3) Ilya Shapiro and Travis Cushman at The American look at the constitutionality of the "Public Company Accounting Oversight Board."

4) At Big Hollywood, Mark Tapson's, "ZINN 101: A Radical’s History of the United States."

5) Carolyn See at The Washington Post reviews, "The Lexicographer's Dilemma: The Evolution of 'Proper' English from Shakespeare to 'South Park'" by Jack Lynch.

6) In the WSJ, Robert Greskovic on George Balanchine's "The Nutcracker" at The New York City Ballet.

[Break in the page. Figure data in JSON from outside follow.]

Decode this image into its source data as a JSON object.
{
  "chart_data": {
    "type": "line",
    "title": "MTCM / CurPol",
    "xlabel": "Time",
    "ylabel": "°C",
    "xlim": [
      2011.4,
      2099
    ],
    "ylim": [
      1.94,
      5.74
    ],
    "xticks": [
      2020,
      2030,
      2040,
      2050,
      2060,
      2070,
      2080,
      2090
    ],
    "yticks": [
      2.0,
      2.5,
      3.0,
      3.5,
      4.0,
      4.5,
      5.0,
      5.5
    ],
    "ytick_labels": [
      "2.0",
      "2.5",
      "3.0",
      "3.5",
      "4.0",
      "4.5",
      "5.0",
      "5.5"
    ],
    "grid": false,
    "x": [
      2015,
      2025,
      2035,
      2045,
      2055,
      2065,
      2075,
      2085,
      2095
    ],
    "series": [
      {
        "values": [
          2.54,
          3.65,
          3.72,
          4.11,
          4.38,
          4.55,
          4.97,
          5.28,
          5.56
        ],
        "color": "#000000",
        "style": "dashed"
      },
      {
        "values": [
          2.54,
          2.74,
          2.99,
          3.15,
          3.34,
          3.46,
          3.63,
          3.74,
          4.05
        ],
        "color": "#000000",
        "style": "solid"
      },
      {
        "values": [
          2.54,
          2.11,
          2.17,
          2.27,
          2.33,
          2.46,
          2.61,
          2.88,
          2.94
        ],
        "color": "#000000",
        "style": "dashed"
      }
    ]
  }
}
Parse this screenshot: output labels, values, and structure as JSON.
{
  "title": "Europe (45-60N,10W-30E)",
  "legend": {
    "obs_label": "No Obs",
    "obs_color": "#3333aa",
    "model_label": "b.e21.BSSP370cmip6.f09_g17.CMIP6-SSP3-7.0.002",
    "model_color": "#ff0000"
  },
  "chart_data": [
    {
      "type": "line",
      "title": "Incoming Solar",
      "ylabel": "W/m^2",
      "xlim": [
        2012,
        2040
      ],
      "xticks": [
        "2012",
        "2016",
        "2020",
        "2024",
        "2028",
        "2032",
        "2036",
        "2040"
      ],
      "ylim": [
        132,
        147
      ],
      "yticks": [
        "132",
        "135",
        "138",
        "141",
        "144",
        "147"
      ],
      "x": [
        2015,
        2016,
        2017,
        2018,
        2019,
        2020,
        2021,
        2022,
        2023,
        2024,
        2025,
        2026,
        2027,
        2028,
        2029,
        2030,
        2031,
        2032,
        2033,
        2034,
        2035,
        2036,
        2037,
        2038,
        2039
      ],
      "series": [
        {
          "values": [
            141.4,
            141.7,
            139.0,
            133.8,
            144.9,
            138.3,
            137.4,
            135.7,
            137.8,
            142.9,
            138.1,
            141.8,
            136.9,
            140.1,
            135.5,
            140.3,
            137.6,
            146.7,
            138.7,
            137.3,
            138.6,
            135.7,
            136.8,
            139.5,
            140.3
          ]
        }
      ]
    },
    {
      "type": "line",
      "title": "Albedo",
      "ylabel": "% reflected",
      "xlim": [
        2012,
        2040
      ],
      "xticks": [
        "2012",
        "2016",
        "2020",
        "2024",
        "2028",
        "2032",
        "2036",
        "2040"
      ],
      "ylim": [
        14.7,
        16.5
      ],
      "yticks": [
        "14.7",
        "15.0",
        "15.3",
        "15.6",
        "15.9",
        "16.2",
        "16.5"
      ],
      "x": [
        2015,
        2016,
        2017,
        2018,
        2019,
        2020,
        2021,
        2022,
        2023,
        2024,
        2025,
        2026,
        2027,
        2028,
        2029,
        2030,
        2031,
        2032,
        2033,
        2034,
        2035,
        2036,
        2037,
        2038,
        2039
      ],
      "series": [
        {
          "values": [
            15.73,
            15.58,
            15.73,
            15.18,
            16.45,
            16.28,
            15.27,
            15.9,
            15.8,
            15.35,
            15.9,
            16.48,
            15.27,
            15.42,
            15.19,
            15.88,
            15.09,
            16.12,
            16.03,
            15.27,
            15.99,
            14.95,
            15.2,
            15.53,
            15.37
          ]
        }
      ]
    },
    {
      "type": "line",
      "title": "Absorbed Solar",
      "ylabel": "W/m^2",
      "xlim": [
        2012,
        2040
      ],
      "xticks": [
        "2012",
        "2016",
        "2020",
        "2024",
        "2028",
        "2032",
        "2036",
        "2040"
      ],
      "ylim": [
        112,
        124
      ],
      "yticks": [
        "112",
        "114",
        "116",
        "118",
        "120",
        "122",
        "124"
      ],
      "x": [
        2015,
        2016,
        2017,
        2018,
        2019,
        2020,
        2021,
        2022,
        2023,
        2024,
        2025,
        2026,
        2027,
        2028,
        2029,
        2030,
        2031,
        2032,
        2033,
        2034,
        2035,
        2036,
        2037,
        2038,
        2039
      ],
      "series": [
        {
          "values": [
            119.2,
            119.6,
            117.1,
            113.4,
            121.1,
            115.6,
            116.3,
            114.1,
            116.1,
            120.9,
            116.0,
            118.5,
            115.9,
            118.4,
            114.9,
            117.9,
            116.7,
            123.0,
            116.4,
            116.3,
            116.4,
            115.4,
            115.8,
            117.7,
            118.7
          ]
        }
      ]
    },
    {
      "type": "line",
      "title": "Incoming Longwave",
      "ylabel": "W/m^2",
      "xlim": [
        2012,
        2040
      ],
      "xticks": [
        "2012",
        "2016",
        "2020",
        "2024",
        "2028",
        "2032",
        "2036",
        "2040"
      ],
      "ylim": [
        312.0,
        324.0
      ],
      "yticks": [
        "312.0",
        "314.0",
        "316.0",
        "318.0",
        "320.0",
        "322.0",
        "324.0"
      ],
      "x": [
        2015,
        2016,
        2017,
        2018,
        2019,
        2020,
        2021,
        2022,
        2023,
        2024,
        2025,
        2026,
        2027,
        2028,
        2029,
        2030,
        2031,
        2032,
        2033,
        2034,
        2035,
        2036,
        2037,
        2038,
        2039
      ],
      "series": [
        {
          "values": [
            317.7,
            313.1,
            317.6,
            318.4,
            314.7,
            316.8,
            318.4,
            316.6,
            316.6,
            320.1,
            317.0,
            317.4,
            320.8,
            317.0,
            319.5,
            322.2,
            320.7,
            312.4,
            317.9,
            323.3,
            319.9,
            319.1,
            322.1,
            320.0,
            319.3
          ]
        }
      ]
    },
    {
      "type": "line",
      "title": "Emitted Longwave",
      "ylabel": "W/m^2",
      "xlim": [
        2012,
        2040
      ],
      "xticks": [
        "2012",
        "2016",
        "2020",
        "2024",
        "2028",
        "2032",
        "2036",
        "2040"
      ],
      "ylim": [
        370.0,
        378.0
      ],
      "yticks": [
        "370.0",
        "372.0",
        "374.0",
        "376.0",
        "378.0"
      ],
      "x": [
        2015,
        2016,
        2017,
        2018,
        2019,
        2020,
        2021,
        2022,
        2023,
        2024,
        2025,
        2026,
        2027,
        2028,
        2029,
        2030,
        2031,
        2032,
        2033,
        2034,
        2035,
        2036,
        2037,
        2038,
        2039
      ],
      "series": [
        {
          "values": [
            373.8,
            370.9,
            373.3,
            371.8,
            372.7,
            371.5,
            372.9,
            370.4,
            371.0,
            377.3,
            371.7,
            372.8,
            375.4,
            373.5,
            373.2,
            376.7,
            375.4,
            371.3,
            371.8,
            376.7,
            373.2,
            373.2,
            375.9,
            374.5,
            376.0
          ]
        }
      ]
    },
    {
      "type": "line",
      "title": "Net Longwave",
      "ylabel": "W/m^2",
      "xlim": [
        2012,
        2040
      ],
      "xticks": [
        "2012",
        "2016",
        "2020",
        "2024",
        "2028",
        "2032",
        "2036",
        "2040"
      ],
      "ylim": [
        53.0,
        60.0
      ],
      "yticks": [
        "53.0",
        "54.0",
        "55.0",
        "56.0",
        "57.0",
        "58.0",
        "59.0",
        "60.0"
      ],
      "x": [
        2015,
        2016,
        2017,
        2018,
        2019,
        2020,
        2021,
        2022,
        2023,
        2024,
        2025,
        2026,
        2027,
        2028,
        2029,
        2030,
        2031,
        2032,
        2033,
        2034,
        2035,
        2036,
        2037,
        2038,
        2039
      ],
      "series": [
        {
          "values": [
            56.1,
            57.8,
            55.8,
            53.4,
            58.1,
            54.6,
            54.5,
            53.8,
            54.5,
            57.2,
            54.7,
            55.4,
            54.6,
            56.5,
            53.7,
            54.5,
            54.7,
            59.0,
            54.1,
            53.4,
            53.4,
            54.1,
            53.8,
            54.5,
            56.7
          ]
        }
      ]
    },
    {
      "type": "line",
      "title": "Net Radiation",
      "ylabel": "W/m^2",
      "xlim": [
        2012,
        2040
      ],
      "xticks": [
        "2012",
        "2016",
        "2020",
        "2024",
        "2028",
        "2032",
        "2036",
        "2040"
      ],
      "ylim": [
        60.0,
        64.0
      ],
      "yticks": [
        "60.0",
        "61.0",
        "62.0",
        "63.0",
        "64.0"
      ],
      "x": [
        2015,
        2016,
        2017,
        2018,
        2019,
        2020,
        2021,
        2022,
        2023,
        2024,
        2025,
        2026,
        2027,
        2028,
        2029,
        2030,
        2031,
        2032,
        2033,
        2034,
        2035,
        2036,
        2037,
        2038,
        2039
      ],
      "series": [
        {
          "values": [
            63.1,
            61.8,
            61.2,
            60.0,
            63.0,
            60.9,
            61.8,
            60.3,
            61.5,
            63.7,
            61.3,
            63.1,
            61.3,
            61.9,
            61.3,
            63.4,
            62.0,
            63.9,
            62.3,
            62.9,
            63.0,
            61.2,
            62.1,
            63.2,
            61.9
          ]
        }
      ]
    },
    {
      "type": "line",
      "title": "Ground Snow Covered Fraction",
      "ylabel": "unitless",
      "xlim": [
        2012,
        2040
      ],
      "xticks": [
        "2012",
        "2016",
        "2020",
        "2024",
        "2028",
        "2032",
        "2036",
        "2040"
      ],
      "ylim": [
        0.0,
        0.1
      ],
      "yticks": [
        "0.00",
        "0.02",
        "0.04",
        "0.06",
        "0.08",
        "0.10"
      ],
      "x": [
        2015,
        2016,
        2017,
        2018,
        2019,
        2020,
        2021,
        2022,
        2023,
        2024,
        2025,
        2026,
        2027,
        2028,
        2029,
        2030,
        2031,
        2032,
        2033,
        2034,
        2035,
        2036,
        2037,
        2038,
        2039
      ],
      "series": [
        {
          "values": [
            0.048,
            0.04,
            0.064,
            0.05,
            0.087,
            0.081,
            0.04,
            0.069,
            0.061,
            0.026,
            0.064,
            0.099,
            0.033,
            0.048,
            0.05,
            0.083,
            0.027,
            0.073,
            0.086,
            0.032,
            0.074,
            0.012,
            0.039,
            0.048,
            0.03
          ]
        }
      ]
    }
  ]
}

7) At Slate, Witold Rybczynski on the "enduring influence of architect Christopher Alexander, author of 'A Pattern of Language.'"
Alexander argued that the standardized, mass-produced way in which buildings are designed and built today is wrongheaded, and to demonstrate an alternative he started to build himself. . .
Alexander's ideas have taken root in unexpected places. His early books, especially Notes on the Synthesis of Form and A Pattern Language, influenced computer scientists, who found useful parallels between building design and software design. The New Urbanism movement also owes him a debt, as a new book by Andres Duany and Jeff Speck makes clear. The Smart Growth Manual consists of 148 principles—patterns, really—that add up to a language for community design, from entire regions to neighborhood streets. "We believe that new places should be designed in the manner of existing places that work," the authors write, a concept straight out of Alexander. Curiously, the one place that Alexander, a lifelong professor, has had the least influence is in academia. The theories that are taught in architecture schools today are of a different sort, and in the belief that the field of architecture should be grounded in intellectual speculation, rather than pragmatic observation, students are more likely to be assigned French post-structuralist texts than A Pattern Language. Which is a shame.
8) "I.M. Pei's National Gallery of Art East Building: An Ultramodern Building Shows Signs of Age" by Catesby Leigh in the WSJ. (from the article, "It seems pretty clear that the architect's 'technological breakthrough in the construction of masonry walls' was more of an experiment than he realized.")

9) In City Journal, Michael Knox Beran reviews, "The Age of Wonder: How the Romantic Generation Discovered the Beauty and Terror of Science" by Richard Holmes.
But Holmes is concerned less with particular discoveries than with the mentality of the discoverers. The wonder revealed by science is not, finally, severable from the mind of the wonderer. Holmes cites Richard Feynman’s belief that science is “driven by a continual dialogue between skeptical enquiry and the sense of inexplicable mystery,” and that if either is permitted to get the upper hand, “true science” will be “destroyed.”

Even as he studies the outer world, the Romantic scientist is preoccupied with the secret of his inward existence. Banks observing the customs of the Tahitians, Davy on laughing gas, Mary Shelley wondering “in what sense Frankenstein’s ‘Creature’ would be human”: all remained perplexed by the mysteriousness of man. What laws govern his being? How do changing conditions affect his nature? Is he a creature created on purpose or a mere material accident?